Bu, ne anlama geliyor?
Karar, Federal Hükümete »demokrasicilik« oynama
olanağını veriyor. Bütçe Komisyon’nundaki çoğunlukla, kamuoyu iradesi ve
parlamento karara katılıyormuş gibi gösterilecek. Özellikle sosyal giderler
konusunda AB Komisyonu’nun veya AB Devlet ve Hükümet Başkanları Zirveleri’nin
aldıkları ve demokratik meşruiyetten uzak kararları öne sürerek, AB üyesi
devletleri sözde »bütçe konsolidasyonuna«
zorlayan neoliberal elitler, sosyal kıyım politikalarının gerçekleştirilmesi
için herhangi bir »parlamenter katılımı« gerekli görmüyorlardı. Anayasalara
yerleştirilen Borç Freni yeterli sayılıyordu.
Kaldı ki »ittifak
görevlerinin yerine getirilmesi« gerekçesiyle dış politikanın
militaristleştirilmesi, NATO Sözleşmesi’nin değiştirilmesi, AB Genişleme
Politikaları’nın uygulanması ve müdahale savaşlarına katılınması konusunda
bugüne kadar Anayasa Mahkemesi’nin verdiği açık çekler kullanılıyor, »rekabet yetisinin artırılması« veya »teröre karşı mücadele« gibi
gerekçelerle zaten anayasa rahatça çiğnenebiliyordu.

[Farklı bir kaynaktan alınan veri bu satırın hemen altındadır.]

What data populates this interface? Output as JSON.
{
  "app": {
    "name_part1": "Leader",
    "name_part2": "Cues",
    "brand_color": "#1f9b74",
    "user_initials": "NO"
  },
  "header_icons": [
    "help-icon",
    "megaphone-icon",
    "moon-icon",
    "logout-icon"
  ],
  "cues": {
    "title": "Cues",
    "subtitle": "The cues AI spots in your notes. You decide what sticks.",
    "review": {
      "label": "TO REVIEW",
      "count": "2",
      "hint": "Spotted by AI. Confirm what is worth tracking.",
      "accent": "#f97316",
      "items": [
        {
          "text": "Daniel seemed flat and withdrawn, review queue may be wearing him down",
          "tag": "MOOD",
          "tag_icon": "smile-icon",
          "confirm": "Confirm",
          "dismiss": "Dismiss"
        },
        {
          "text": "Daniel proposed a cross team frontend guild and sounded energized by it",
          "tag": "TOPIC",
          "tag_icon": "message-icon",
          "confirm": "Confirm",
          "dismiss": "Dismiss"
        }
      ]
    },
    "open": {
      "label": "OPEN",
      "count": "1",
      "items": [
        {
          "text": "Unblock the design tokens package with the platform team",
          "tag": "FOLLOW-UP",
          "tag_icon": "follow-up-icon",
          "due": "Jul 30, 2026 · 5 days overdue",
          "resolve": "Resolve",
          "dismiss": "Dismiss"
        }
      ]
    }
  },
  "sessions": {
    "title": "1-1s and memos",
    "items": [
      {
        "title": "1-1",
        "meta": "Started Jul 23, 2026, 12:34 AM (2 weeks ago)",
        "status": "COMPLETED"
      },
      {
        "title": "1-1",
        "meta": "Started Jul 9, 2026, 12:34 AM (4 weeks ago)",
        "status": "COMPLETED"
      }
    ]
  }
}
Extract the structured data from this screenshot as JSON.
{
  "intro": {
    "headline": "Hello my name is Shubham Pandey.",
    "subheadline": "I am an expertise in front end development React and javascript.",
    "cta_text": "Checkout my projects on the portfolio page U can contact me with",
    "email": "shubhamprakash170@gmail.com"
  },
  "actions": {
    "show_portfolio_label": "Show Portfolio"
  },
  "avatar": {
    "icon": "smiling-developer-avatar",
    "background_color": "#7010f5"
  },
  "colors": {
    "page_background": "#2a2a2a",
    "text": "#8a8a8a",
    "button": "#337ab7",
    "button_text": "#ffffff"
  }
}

Peki, neden şimdi Anayasa Mahkemesi’nin kararına
gereksinim duyuldu?
Dişsiz kaplana dönüştürülen parlamenter demokrasi
sermaye lehine olan politikaların meşrulaştırılması için araç hâline getirilmek
isteniyor da, ondan. Burjuva demokrasilerinin sınırlılığını yadsıyor değilim,
ancak bu adımın, halk iradesine en fazla katılım olanağı tanıyan bir anayasa
sayılan Bonn Temel Yasası’nın içinin
boşaltılmasına yönelik uzun vadeli bir stratejinin parçası olduğuna dikkat
çekmek istiyorum.
Burjuva demokrasinin içinin boşaltılması, hem
kârın daha fazla özelleştirilmesi ve tekel zararlarının daha geniş bir biçimde toplumsallaştırılması, hem de
neoliberal politikaların doğuracağı sosyal ihtilaflara ve olası toplumsal
direnişlere karşı otoriter devlet tedbirlerinin »parlamenter onayla« uygulanabilmesinin ön koşuludur.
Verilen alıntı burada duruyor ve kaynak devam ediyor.